The idea of covering your nose when you sneeze originated during the days of the Black Death. Back then, it was thought you would lose your soul through a sneeze. The belief was that cupped hands prevented your soul from escaping your body; and would save your life.
Modern science has taught us that what covering your nose really does is it prevents others around you from catching your cold. And yet, we've noticed how one sick employee can quickly turn into a minor office epidemic. There's a very good reason for that. The old 'cupped hands method' is simply not as effective as everyone previously believed it was.
For one, cupped hands simply do not block all of the -there is no polite way to say this -spray.

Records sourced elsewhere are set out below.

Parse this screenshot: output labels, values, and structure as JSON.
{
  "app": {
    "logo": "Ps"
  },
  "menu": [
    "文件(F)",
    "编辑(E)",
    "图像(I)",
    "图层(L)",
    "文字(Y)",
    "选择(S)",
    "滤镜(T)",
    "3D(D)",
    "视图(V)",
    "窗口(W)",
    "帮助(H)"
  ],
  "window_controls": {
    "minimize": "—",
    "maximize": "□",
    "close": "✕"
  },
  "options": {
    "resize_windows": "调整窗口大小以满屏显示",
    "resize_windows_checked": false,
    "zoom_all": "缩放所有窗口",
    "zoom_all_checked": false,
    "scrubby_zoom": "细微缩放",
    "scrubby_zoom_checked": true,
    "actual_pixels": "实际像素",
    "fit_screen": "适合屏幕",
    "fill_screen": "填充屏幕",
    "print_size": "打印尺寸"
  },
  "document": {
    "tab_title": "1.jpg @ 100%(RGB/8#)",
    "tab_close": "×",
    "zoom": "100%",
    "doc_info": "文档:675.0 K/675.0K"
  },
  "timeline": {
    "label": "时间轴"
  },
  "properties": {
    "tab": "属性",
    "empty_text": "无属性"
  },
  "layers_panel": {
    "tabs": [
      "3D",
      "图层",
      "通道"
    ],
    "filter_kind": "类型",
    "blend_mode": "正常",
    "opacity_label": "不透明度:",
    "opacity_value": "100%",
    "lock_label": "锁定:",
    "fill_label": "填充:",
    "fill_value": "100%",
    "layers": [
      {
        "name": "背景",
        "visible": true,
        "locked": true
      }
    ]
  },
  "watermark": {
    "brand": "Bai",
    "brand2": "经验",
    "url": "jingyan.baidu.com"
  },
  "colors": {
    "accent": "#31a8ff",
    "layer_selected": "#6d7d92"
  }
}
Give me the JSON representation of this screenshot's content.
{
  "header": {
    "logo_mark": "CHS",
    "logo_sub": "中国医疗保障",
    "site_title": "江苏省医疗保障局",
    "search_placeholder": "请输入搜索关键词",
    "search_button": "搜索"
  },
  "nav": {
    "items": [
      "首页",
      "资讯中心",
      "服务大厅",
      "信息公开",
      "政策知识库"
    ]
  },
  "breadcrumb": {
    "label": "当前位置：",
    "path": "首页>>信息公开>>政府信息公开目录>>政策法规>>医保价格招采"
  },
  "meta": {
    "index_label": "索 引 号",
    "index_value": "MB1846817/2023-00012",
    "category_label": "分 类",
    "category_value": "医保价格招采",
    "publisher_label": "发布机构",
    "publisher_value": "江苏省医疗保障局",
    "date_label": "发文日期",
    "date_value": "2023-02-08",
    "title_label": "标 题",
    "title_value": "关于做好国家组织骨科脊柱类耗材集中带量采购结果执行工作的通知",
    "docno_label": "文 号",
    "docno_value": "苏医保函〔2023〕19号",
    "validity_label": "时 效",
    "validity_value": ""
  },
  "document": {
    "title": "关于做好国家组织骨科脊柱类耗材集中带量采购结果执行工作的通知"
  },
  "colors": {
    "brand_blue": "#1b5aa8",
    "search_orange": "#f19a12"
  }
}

A recent episode of Mythbusters on the Discovery Channel demonstrated that it was actually the least effective of three widely used methods to cover up.
Two, even if you do immediately go to wash your hands after a sneeze, there is a high possibility residual that bacteria has be transferred to surfaces such as taps or bathroom doors before you can even clean them.
Handkerchiefs blocked most of the spray, but by virtue of being in your pocket all day, did not prevent the later spread of germs.
The new method being taught to children in schools around the world is the 'elbow sneeze'. Not only is it the most effective of the three methods at blocking off the 'spray', it also keeps germs localised to a part of the body that doesn't come in contact with surfaces while you try to clean up.
The obvious drawback with this method is the stain it can leave on your suit. Ideally you would avoid this by staying at home when you're ill and not putting your colleagues in sick bay. But you're the road warrior. So keep disposable tissues handy and avoid those Armanis when you catch the flu. Oh, and before we forget, an "excuse me" after a sneeze, is a welcome touch.